Ser mulher no Brasil não é facil, principalmente quando se fala sobre satisfação erótica.
Se a mulher vai em busca de algum tipo de entretenimento visual dessa natureza o material disponível tanto nas bancas de revista, filmes, ou internet no Brasil não satisfaz, não adiciona nada ou dá ideias realmente eficazes - para as mulheres.
O fato óbvio é que a pornografia de fácil acesso no Brasil é quase que totalmente, exclusivamente produzida para o público masculino. As cenas, os close ups, os tipos de sexo, as diversas situações, o enfoque da câmera estimulam e realizam as fantasias dos homens por que são produzidos e comprado quase que 100% por eles - independente se hetero ou homossexual.
Esta pornografia, que movimenta uma indústria de R$800M por ano no Brasil, gerando emprego e movimentando a economia, na melhor das hipóteses deveria causar nada além de indiferença ou repulsa nas expectadoras. Nos piores casos distorcendo ou potencializando ainda mais os traumas sexuais já existentes na mente mal educada, bloqueada e recalcada da maioria feminina. Neste sentido pelo menos os homens sabem o que lhes agrada olhar, apesar da sôfrega, sexista e pobre educação sexual a qual foram ensinados a aceitar como natural.

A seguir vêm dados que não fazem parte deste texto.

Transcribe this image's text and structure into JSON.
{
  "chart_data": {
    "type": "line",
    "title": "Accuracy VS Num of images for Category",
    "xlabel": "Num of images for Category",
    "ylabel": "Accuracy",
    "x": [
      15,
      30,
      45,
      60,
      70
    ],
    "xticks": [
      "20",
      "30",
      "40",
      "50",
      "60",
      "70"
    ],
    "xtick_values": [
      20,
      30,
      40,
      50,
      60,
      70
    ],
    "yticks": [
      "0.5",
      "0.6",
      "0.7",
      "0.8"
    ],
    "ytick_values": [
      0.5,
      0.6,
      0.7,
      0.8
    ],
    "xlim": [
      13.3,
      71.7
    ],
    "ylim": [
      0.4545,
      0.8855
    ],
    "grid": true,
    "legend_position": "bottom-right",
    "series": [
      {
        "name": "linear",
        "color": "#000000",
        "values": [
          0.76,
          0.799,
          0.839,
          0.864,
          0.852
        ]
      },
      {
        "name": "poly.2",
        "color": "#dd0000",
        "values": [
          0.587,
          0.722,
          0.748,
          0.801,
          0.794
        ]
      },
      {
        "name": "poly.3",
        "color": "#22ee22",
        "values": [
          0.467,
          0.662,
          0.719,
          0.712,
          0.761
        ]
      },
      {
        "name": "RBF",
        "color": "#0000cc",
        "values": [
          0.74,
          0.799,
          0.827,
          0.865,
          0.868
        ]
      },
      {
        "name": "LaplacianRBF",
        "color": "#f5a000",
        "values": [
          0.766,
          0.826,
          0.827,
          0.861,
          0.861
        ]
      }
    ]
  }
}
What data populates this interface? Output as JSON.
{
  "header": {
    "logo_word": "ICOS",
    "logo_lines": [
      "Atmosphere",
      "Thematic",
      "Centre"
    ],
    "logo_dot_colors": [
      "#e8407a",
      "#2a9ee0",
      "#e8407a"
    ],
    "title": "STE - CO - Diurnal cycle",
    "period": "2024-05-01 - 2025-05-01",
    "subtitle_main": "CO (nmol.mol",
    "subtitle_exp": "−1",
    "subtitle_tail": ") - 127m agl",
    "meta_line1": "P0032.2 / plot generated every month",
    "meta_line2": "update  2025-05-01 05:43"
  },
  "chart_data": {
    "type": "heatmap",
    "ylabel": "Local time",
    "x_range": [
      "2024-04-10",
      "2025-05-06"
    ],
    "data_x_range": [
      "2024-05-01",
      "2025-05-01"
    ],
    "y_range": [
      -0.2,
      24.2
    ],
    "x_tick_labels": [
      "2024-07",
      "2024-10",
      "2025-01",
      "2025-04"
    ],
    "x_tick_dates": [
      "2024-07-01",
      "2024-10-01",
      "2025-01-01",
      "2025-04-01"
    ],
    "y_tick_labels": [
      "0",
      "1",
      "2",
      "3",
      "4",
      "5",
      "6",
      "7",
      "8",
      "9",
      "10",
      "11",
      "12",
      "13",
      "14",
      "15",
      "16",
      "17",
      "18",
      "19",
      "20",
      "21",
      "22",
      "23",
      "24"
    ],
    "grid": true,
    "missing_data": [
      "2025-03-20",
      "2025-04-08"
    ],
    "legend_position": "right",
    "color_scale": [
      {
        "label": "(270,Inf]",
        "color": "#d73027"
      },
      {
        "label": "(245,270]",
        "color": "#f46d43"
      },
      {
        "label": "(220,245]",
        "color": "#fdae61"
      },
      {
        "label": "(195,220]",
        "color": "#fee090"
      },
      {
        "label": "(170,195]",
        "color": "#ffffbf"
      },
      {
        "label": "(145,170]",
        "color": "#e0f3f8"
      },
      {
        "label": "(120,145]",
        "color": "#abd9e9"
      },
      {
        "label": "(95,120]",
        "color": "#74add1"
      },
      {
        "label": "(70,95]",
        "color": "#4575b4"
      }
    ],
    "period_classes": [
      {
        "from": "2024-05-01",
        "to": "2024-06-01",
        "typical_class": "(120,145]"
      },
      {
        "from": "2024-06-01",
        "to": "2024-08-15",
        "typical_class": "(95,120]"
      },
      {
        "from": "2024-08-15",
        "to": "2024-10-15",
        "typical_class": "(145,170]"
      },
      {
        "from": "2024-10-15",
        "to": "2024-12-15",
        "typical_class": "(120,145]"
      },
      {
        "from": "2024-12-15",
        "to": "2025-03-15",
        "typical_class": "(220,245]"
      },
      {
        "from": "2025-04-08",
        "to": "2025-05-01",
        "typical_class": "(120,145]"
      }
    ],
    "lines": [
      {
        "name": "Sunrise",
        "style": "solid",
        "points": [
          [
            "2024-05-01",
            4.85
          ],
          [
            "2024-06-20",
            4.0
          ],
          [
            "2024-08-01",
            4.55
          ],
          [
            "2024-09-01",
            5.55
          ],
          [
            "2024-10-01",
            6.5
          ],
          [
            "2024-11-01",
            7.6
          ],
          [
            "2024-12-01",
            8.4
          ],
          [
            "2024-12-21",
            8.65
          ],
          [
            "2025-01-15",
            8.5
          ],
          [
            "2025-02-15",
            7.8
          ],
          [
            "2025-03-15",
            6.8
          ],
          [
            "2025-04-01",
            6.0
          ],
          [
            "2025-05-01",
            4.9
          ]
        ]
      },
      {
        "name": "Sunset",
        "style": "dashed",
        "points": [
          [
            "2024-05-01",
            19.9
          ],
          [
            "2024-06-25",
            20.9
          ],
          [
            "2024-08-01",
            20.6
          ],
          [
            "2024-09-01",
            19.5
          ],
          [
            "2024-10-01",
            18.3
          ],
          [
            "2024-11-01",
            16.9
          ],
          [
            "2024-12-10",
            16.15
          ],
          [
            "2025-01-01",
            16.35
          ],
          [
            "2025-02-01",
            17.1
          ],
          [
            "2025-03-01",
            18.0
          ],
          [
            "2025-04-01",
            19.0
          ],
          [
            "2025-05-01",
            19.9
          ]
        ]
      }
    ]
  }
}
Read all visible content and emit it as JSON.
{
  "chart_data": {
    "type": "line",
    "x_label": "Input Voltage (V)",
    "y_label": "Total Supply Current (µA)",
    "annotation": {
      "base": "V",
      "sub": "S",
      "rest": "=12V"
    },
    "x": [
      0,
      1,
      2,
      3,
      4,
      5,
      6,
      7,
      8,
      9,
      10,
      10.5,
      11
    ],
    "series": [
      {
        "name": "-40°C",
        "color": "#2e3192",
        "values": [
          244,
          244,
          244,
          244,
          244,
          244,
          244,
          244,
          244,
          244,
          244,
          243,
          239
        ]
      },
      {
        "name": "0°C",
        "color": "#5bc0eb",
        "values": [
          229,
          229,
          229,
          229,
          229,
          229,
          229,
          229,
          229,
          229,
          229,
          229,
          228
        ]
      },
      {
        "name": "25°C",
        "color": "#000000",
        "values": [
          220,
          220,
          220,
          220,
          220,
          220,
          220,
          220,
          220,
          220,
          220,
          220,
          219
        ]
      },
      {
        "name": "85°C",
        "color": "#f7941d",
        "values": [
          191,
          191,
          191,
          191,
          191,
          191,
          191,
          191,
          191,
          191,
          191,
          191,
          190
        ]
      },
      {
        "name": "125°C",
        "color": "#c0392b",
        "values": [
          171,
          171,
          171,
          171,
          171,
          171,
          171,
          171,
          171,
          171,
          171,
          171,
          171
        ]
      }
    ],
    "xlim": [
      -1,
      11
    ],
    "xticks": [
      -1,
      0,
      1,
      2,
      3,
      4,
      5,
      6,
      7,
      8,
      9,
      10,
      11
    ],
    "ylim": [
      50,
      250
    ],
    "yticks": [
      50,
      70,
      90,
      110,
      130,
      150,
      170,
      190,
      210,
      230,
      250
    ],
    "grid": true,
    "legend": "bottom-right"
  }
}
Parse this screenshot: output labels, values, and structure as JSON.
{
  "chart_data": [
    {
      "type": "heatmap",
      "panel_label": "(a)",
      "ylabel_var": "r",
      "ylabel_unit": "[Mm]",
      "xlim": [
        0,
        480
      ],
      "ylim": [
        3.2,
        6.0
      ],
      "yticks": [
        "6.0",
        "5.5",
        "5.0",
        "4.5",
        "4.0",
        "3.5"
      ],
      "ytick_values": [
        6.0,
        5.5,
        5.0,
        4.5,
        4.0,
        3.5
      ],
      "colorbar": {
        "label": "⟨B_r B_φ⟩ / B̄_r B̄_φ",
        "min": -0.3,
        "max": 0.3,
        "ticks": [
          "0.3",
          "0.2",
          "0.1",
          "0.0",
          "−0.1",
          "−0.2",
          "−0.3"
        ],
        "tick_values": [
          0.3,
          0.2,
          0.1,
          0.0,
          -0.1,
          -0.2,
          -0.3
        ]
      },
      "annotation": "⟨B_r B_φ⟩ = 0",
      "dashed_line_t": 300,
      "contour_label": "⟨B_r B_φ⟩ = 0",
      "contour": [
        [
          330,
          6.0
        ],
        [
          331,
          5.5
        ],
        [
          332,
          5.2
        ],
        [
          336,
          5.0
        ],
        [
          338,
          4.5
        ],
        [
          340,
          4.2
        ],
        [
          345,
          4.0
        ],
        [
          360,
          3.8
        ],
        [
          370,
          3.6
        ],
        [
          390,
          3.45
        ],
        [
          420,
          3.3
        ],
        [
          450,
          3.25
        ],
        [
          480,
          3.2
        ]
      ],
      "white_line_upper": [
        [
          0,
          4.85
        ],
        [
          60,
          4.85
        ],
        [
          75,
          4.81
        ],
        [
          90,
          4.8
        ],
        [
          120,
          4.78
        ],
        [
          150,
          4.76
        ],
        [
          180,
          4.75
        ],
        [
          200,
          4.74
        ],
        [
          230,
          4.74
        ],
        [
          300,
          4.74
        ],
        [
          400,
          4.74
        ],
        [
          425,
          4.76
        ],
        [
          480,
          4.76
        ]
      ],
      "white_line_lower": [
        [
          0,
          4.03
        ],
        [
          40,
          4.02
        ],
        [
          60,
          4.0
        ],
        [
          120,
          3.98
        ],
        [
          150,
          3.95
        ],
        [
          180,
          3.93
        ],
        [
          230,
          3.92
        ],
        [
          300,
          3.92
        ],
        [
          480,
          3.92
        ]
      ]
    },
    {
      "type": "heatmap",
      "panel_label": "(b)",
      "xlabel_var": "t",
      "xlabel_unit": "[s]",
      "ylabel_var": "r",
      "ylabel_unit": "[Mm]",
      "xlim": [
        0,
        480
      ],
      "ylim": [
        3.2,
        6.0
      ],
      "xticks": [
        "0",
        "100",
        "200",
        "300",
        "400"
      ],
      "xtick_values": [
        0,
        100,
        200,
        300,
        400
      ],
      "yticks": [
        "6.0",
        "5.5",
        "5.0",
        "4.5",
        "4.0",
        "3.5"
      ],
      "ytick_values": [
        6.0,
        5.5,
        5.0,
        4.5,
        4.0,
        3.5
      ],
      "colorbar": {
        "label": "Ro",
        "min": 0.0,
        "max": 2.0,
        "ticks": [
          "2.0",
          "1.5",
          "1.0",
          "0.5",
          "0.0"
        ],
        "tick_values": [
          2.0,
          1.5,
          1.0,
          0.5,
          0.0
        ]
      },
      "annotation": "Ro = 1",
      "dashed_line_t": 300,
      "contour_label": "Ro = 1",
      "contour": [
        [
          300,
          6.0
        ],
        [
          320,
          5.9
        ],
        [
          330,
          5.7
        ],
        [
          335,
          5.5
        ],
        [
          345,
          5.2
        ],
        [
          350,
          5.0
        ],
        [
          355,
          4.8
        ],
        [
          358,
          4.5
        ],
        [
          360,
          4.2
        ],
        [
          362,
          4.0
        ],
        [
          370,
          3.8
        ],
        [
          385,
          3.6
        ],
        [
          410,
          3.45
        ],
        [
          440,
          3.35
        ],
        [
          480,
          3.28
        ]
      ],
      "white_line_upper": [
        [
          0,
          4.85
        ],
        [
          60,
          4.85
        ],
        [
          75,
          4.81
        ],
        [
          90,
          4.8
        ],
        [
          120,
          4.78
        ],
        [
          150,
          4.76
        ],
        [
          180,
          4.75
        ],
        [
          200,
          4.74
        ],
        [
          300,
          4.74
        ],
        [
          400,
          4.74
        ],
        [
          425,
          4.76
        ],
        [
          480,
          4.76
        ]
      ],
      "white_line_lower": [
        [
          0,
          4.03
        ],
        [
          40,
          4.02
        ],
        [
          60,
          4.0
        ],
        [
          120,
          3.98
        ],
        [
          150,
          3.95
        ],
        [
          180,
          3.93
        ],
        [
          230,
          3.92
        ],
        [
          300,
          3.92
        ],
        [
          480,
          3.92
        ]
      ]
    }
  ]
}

Um mercado que necessariamente deve crescer (ou nascer, no Brasil) é o da indústria erótica ou pornográfica direcionada para as mulheres. Não é dificil se irritar mesmo com as grandes livrarias e revistarias, que possuem inúmeros contratos com editoras dos mais variados ramos , não serem capazes de disponibilizar um exemplar de revista eróticas direcionadas para mulheres, as quais no máximo se contentam com revistas de target homossexual masculino.
Para um país catolicamente medieval , machista, cínico e conservador como o Brasil, as mulheres são tão castradas nesta área que até a comunidade gay tem mais força. As que se acham mais modernas, provavelmente consomem revistas femininas (ou machistas?) lendo sobre como se tornarem mais atraentes ou como satisfazer melhor seus companheiros na cama.
Cultura tacanha, capaz de enaltecer o "amor" com Julietas Amélias, ou criar o cargo da Mulher de malandro que gosta de apanhar , infelizmente o crescente poder economico delas não está bem acompanhado ainda do poder social no mercado.
Para elas -


25 de agosto de 2009 08:03
Yep, em termos de coisas "visuais", o pasto tá fraco mesmo. Mas acho que isso é mais em função daquela conversa de que mulher não é tão "visual" e tal, o que até acho que na maioria dos casos é verdade. Mesmo na gringolândia "ninguém é de ninguém, uhu!" porn pra mulheres com imagens é minoria, o que tem muito é acessórios, coisas com cheiros etc. E literatura, pô! Julia e Sabrina sempre vendeu bem por aqui. Mas sejamos finas: em banquinhas de jornais vc encontra uns pocket books da Anais Nin -- é o máximo! ;-)
25 de agosto de 2009 10:39
Nunca comprei estes pockets, vou atras esta semana.. qual o melhor? Diarios Intimos ou Fome de Amor? Mesmo em Sex Shops não achei muita coisa.. Tem mais sugestões?